IWOSUMBAR.COM, PADANG -Setelah sukses meraih rekor Museum Rekor Dunia Indonesia (MURI) pada perayaan Hari Bhayangkara ke-79 lewat kegiatan “Marandang 1.000 Kg”, Kepolisian Sumatera Barat (Polda) kembali mencatat prestasi baru.
Polda Sumbar secara resmi kembali masuk dalam buku MURI dengan pencapaian sajian kuliner lobster saus Padang terbanyak di Indonesia bahkan dunia.
Acara yang digelar di Pantai Mapadegat, Kabupaten Kepulauan Mentawai, Selasa (12/8/2025) itu menghadirkan 1.221 ekor lobster dengan total berat 300 kilogram.
Kapolda Sumbar Gatot Tri Suryanta menyampaikan, kegiatan bertajuk “Sajian Lobster Terbanyak oleh Polda Sumbar, Rancak Bana Mentawai, Seribu Rasa Seribu Cerita” ini merupakan wujud kecintaan Polri terhadap masyarakat Sumbar, sekaligus kontribusi nyata dalam memajukan daerah.
“Ini murni dari Polda Sumbar, bagaimana Polri hadir untuk masyarakat, memberikan kontribusi, dan sejalan dengan arahan Presiden RI Prabowo–Gibran,” ujar Gatot.

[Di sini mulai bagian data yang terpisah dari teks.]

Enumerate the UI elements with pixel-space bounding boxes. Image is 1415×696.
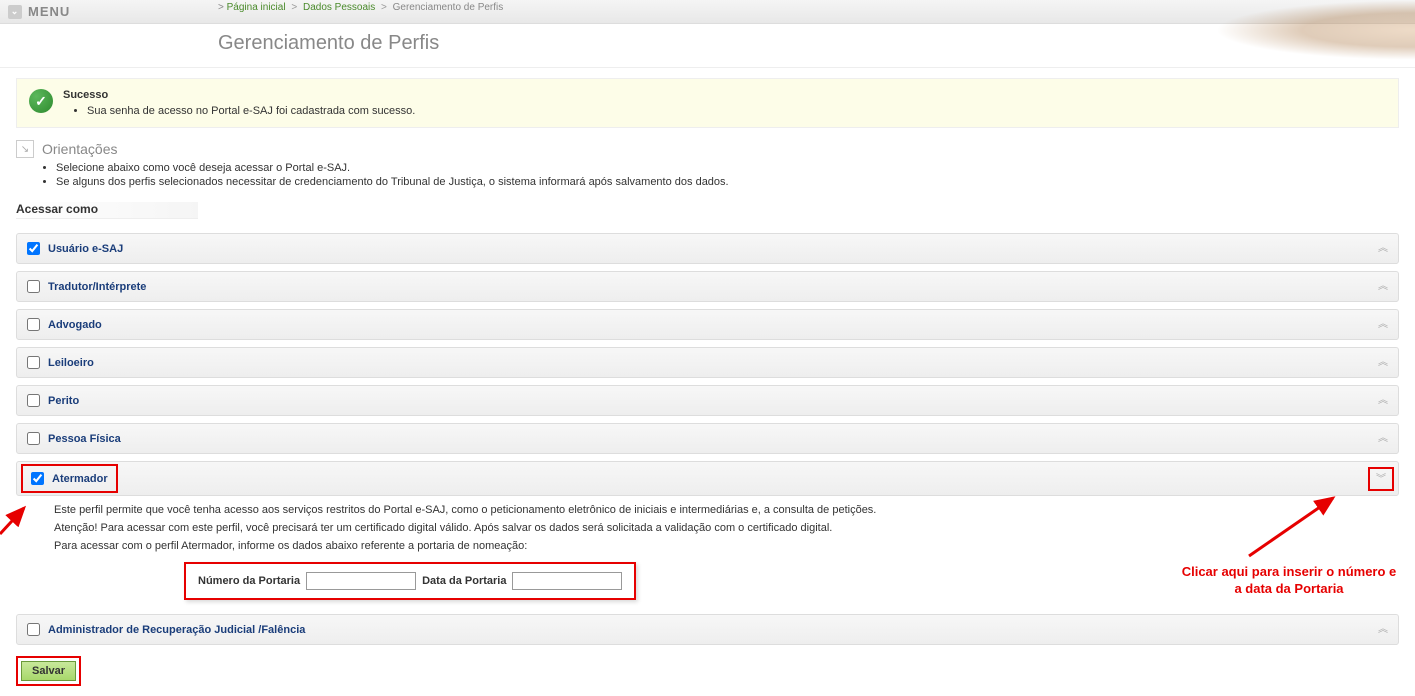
data-portaria-label: Data da Portaria [422,575,506,587]
collapse-icon[interactable]: ︽ [1378,398,1388,404]
page-title-row: Gerenciamento de Perfis [0,24,1415,68]
profile-label: Perito [48,395,79,407]
profile-checkbox-administrador[interactable] [27,623,40,636]
profile-label: Leiloeiro [48,357,94,369]
breadcrumb-link-home[interactable]: Página inicial [227,2,286,13]
profile-checkbox-leiloeiro[interactable] [27,356,40,369]
collapse-icon[interactable]: ︽ [1378,246,1388,252]
top-bar: ⌄ MENU > Página inicial > Dados Pessoais… [0,0,1415,24]
atermador-desc-3: Para acessar com o perfil Atermador, inf… [54,540,1389,552]
profile-label: Advogado [48,319,102,331]
profile-row-leiloeiro[interactable]: Leiloeiro ︽ [16,347,1399,378]
profile-checkbox-usuario[interactable] [27,242,40,255]
numero-portaria-label: Número da Portaria [198,575,300,587]
portaria-fields: Número da Portaria Data da Portaria [184,562,636,600]
profile-row-usuario[interactable]: Usuário e-SAJ ︽ [16,233,1399,264]
collapse-icon[interactable]: ︽ [1378,436,1388,442]
profile-checkbox-perito[interactable] [27,394,40,407]
save-button[interactable]: Salvar [21,661,76,681]
collapse-icon[interactable]: ︽ [1378,284,1388,290]
success-message: ✓ Sucesso Sua senha de acesso no Portal … [16,78,1399,128]
profile-label: Pessoa Física [48,433,121,445]
breadcrumb-current: Gerenciamento de Perfis [393,2,504,13]
profile-row-atermador[interactable]: Atermador ︾ [16,461,1399,496]
profile-checkbox-pessoa-fisica[interactable] [27,432,40,445]
orientations-title: Orientações [42,141,117,157]
collapse-icon[interactable]: ︽ [1378,627,1388,633]
profile-label: Tradutor/Intérprete [48,281,146,293]
profile-checkbox-tradutor[interactable] [27,280,40,293]
orientations: ↘ Orientações Selecione abaixo como você… [16,140,1399,188]
collapse-icon[interactable]: ︽ [1378,322,1388,328]
breadcrumb-link-dados[interactable]: Dados Pessoais [303,2,375,13]
header-art [1215,0,1415,60]
menu-button[interactable]: ⌄ MENU [8,4,70,19]
check-circle-icon: ✓ [29,89,53,113]
arrow-down-right-icon: ↘ [16,140,34,158]
numero-portaria-input[interactable] [306,572,416,590]
atermador-desc-1: Este perfil permite que você tenha acess… [54,504,1389,516]
orientations-item: Se alguns dos perfis selecionados necess… [56,176,1399,188]
profile-row-tradutor[interactable]: Tradutor/Intérprete ︽ [16,271,1399,302]
success-title: Sucesso [63,89,1386,101]
data-portaria-input[interactable] [512,572,622,590]
success-item: Sua senha de acesso no Portal e-SAJ foi … [87,105,1386,117]
save-button-highlight: Salvar [16,656,81,686]
breadcrumb: > Página inicial > Dados Pessoais > Gere… [218,0,503,13]
profile-row-administrador[interactable]: Administrador de Recuperação Judicial /F… [16,614,1399,645]
profile-row-perito[interactable]: Perito ︽ [16,385,1399,416]
chevron-down-icon: ⌄ [8,5,22,19]
expand-icon[interactable]: ︾ [1376,474,1386,485]
profile-row-pessoa-fisica[interactable]: Pessoa Física ︽ [16,423,1399,454]
profile-label: Atermador [52,473,108,485]
profile-label: Usuário e-SAJ [48,243,123,255]
orientations-item: Selecione abaixo como você deseja acessa… [56,162,1399,174]
section-title: Acessar como [16,202,198,219]
profile-checkbox-atermador[interactable] [31,472,44,485]
atermador-desc-2: Atenção! Para acessar com este perfil, v… [54,522,1389,534]
menu-label: MENU [28,4,70,19]
profile-label: Administrador de Recuperação Judicial /F… [48,624,305,636]
profile-row-advogado[interactable]: Advogado ︽ [16,309,1399,340]
profile-checkbox-advogado[interactable] [27,318,40,331]
atermador-panel: Este perfil permite que você tenha acess… [16,496,1399,614]
collapse-icon[interactable]: ︽ [1378,360,1388,366]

Ia menambahkan, momentum ini menjadi ajang promosi Kepulauan Mentawai agar semakin dikenal sebagai destinasi wisata kelas dunia, sekaligus menggali potensi sumber daya alam, khususnya sektor perikanan.
Terpisah, Wakil Gubernur Sumbar, Vasco Ruseimy, mengapresiasi kegiatan, ini bukan sekadar memasak melainkan wadah promosi Mentawai di tingkat nasional.
“Lobster yang dimasak berasal dari perairan Mentawai yang kaya hasil laut. Setelah dimasak, semuanya dibagikan kepada masyarakat,” katanya.
Direktur Operasional MURI, Yusuf Ngadri, mengungkapkan bahwa rekor ini juga diakui sebagai rekor dunia. Meski ada daerah lain yang pernah menyajikan lobster dalam jumlah lebih banyak, belum ada yang mengolahnya dengan saus Padang. “Kami verifikasi 1.221 ekor lobster dengan bumbu Padang, ini rekor dunia,” ujarnya.
Bupati Kepulauan Mentawai, Rinto Wardana, menyampaikan terima kasih atas kolaborasi Polda Sumbar, Pemkab Mentawai, Dinas Perikanan, dan nelayan lokal yang selama hampir sebulan mengumpulkan lobster. Kehadiran YouTuber Bobon Santoso pada acara ini juga dinilai menambah daya tarik.
“Iven kuliner seperti ini sangat penting untuk memperkenalkan Mentawai kepada wisatawan mancanegara,” ujar Rinto.